Podwieczność (Podwieczność #1), Brodi Ashton [przedpremierowo]
„Podwieczność” to pierwszy tom otwierający niezwykle piękną i romantyczną trylogię o miłości, stracie i nieśmiertelności, opartą na motywach zaczerpniętych z mitologii.
Zeszłej wiosny Nikki Beckett zniknęła w podziemiu zwanym Podwiecznością.
Teraz wróciła do swojego dawnego życia, do rodziny i chłopaka. Ma tylko sześć miesięcy na to, by pożegnać się, nim Podwieczność upomni się o nią – tym razem już na zawsze.
Sześć miesięcy na to, aby znaleźć odkupienie, jeśli ono w ogóle istnieje.
Nikki pragnie spędzić te cenne miesiące, zapominając o podziemiu, a jednocześnie próbuje ponownie zbliżyć się do swojego chłopaka, Jacka, którego kocha najbardziej na świecie. Istnieje tylko jeden problem: Cole, który śledzi Nikki z Podwieczności aż na Powierzchnię. Cole chce przejąć tron w podziemiach i jest przekonany, że to Nikki jest kluczem do jego sukcesu. I zrobi wszystko, aby ją ściągnąć do podziemi, jako swoją królową.
Czas Nikki na powierzchni zbliża się ku końcowi, a jej sytuacja wymyka się spod kontroli. Dziewczyna pragnie znaleźć sposób na oszukanie losu i uniknięcie powrotu do Podwieczności, gdzie czeka ją nieśmiertelność u boku Cole’a…

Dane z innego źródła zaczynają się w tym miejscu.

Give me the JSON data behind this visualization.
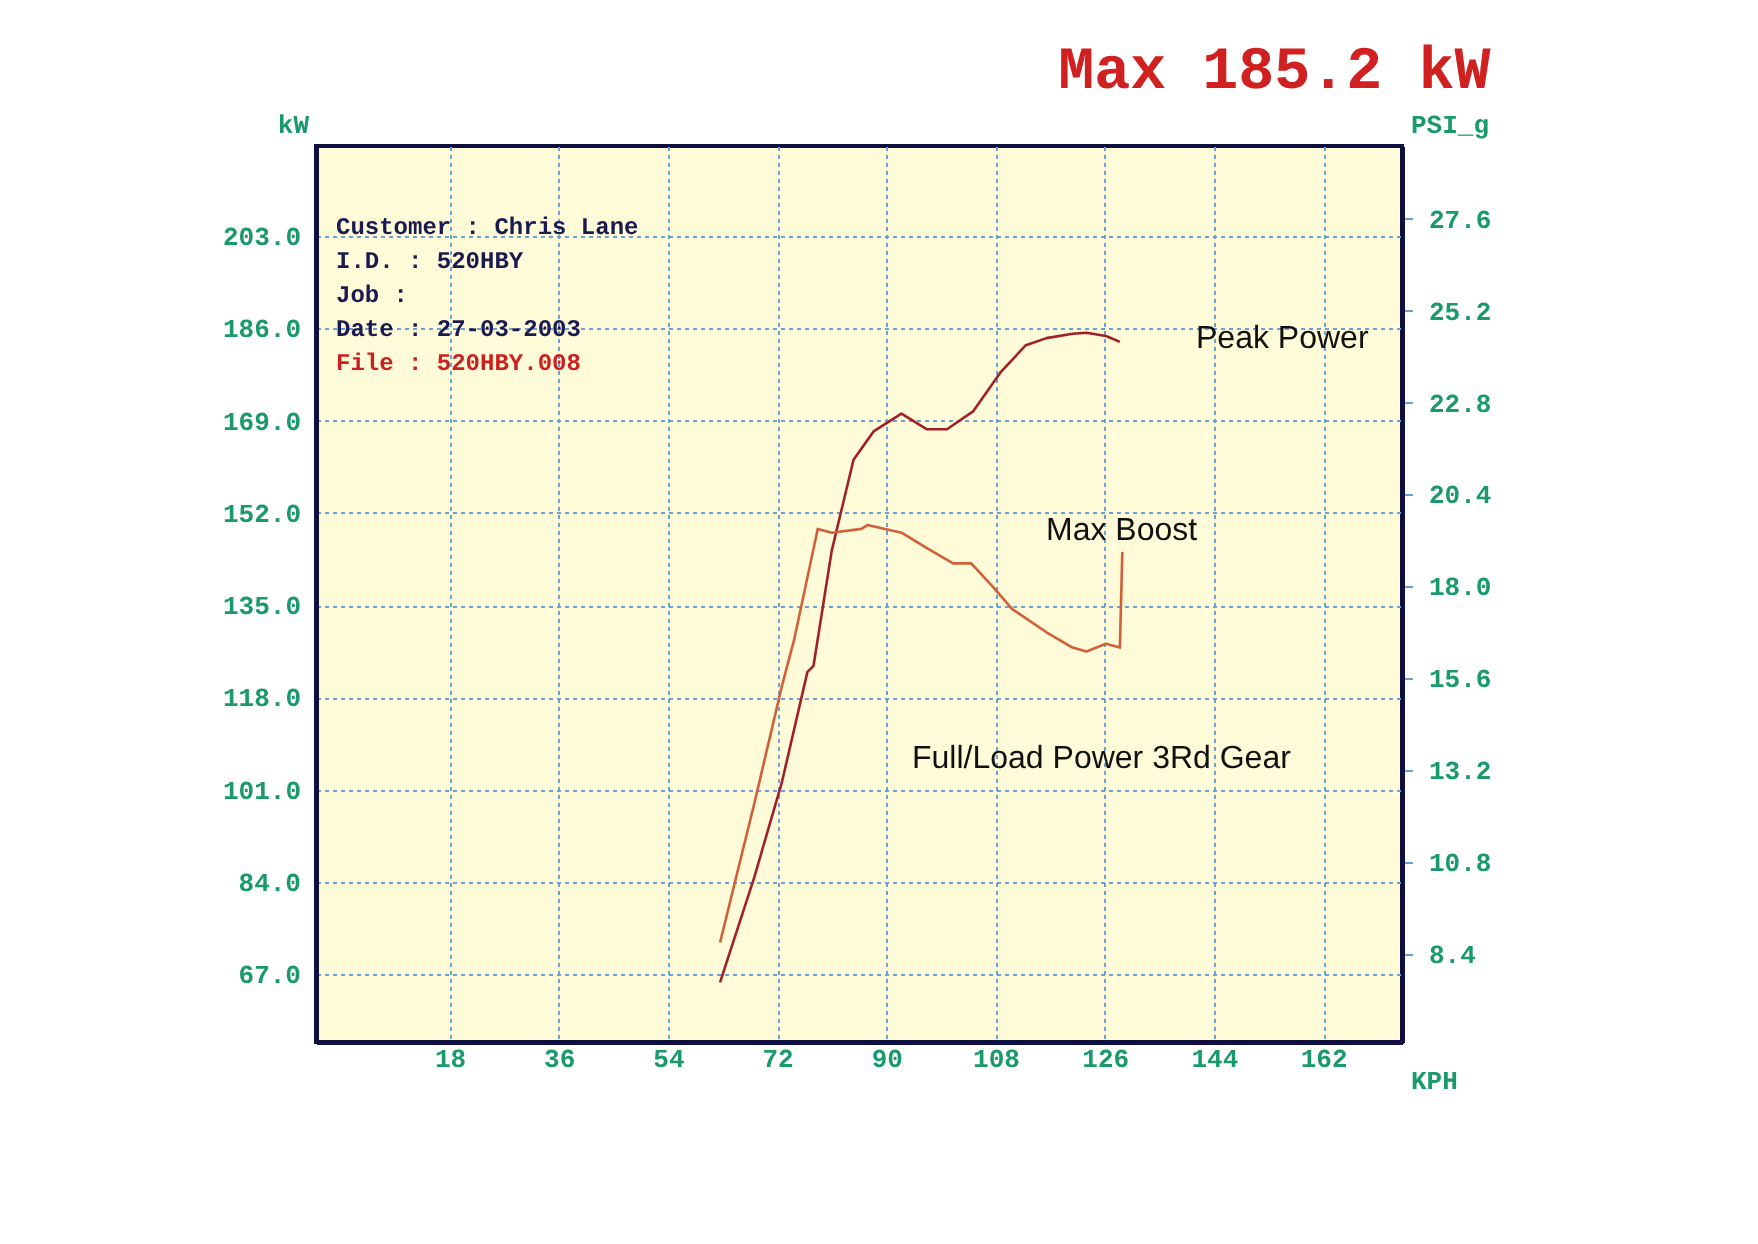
{
  "chart_data": {
    "type": "line",
    "title": "Max 185.2 kW",
    "xlabel": "KPH",
    "ylabel": "kW",
    "y2label": "PSI_g",
    "xlim": [
      -4,
      175
    ],
    "xticks": [
      18,
      36,
      54,
      72,
      90,
      108,
      126,
      144,
      162
    ],
    "ylim": [
      54.5,
      219.6
    ],
    "yticks": [
      {
        "value": 67,
        "label": "67.0"
      },
      {
        "value": 84,
        "label": "84.0"
      },
      {
        "value": 101,
        "label": "101.0"
      },
      {
        "value": 118,
        "label": "118.0"
      },
      {
        "value": 135,
        "label": "135.0"
      },
      {
        "value": 152,
        "label": "152.0"
      },
      {
        "value": 169,
        "label": "169.0"
      },
      {
        "value": 186,
        "label": "186.0"
      },
      {
        "value": 203,
        "label": "203.0"
      }
    ],
    "y2lim": [
      6.1,
      29.5
    ],
    "y2ticks": [
      {
        "value": 8.4,
        "label": "8.4"
      },
      {
        "value": 10.8,
        "label": "10.8"
      },
      {
        "value": 13.2,
        "label": "13.2"
      },
      {
        "value": 15.6,
        "label": "15.6"
      },
      {
        "value": 18.0,
        "label": "18.0"
      },
      {
        "value": 20.4,
        "label": "20.4"
      },
      {
        "value": 22.8,
        "label": "22.8"
      },
      {
        "value": 25.2,
        "label": "25.2"
      },
      {
        "value": 27.6,
        "label": "27.6"
      }
    ],
    "grid": true,
    "annotations": [
      "Customer : Chris Lane",
      "I.D.     : 520HBY",
      "Job      :",
      "Date     : 27-03-2003",
      "File     : 520HBY.008",
      "Peak Power",
      "Max Boost",
      "Full/Load Power 3Rd Gear"
    ],
    "series": [
      {
        "color": "#a0202a",
        "x": [
          62.6,
          68.2,
          72.8,
          77,
          78,
          81,
          84.6,
          87.9,
          92.5,
          96.7,
          100,
          104.3,
          108.9,
          113,
          116.4,
          120.7,
          123,
          126.2,
          128.5
        ],
        "values": [
          65.5,
          84.7,
          102.4,
          122.7,
          123.8,
          145,
          161.8,
          167,
          170.3,
          167.4,
          167.4,
          170.7,
          178,
          182.9,
          184.2,
          185,
          185.2,
          184.6,
          183.5
        ]
      },
      {
        "color": "#d0603a",
        "axis": "y2",
        "x": [
          62.6,
          68.2,
          72.8,
          74.8,
          78.7,
          81,
          85.9,
          86.9,
          92.5,
          96.7,
          101,
          104,
          107.5,
          110.8,
          116.4,
          120.7,
          123,
          126.2,
          128.5,
          128.9
        ],
        "values": [
          8.7,
          12.3,
          15.4,
          16.6,
          19.5,
          19.4,
          19.5,
          19.6,
          19.4,
          19.0,
          18.6,
          18.6,
          18.0,
          17.4,
          16.8,
          16.4,
          16.3,
          16.5,
          16.4,
          18.9
        ]
      }
    ]
  }
}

„Podwieczność” jest rekomendowana przez najpopularniejsze autorki powieści dla młodzieży, takie jak Becca Fitzpatrick czy Ally Condie i idealnie trafi w upodobania tych czytelników, którzy szukają niezapomnianej i pełnej emocji historii o miłości, która przekracza granice tego świata.Tytuł: Podwieczność
Tytuł oryginalny: EverneathSeria/cykl wydawniczy: Trylogia Podwieczność, tom 1
Autor: Brodi Ashton
Tłumacz: Agnieszka Brodzik
Wydawnictwo: Papierowy Księżyc
Ilość stron: ?
Data premiery: 22 maja 2013
ISBN: 9788361386292
Moja ocena: 6/6
„Podwieczność” to pierwszy tom trylogii o tym samym tytule. Już teraz wiem, że to trylogia, która zajmie szczególne miejsce w moim sercu. To wzruszająca opowieść o niełatwej miłości, stracie, wyborach i nieśmiertelności. To historia, w której znajdziemy cechy romansu paranormalnego. Ale – nietypowo! Nietypowo, ponieważ wzorem dla stworzenia fabuły była dla debiutującej autorki mitologia, a szczególnie mit o Orfeuszu i Eurydyce. Poświęcenie, miłość po wsze czasy i niesamowite oddanie. Właśnie te elementy bez trudu odnajdziemy w „Podwieczności” Brodi Ashton.
Nikki Beckett zniknęła bez śladu. Nikt nie wiedział gdzie
znajduje się dziewczyna. Niespodziewanie Nikki powraca, a my dowiadujemy się,
że podczas swojej nieobecności przebywała w podziemiu – w Podwieczności. Nikki
wraca do swojej rodziny i Jack'a - chłopaka. Za sześć miesięcy Podwieczność
pochłonie ją ponownie, jednak teraz na zawsze. Nikki za wszelką cenę pragnie
zbliżyć się do swojego chłopaka, wyjaśnić niektóre sytuacje, otoczyć miłością
ukochane osoby – znaleźć odkupienie. Nie jest to jednak łatwe. Tym bardziej, że
Nikki ma towarzystwo. Z samej Podwieczności przybywa za nią Cole. Chłopak za
wszelką cenę chce przejąć tron w podziemiach, a w jego mniemaniu to Nikki jest
niezbędnym elementem do osiągnięcia sukcesu. Nieśmiertelny Cole chce, by
dziewczyna powróciła z nim do Podziemi. Czy Nikki zdecyduje się na ten krok?
Motyw wątku mitologicznego w literaturze zaczyna pojawiać
się coraz częściej. Muszę przyznać, że jest to element przykuwający moją uwagę.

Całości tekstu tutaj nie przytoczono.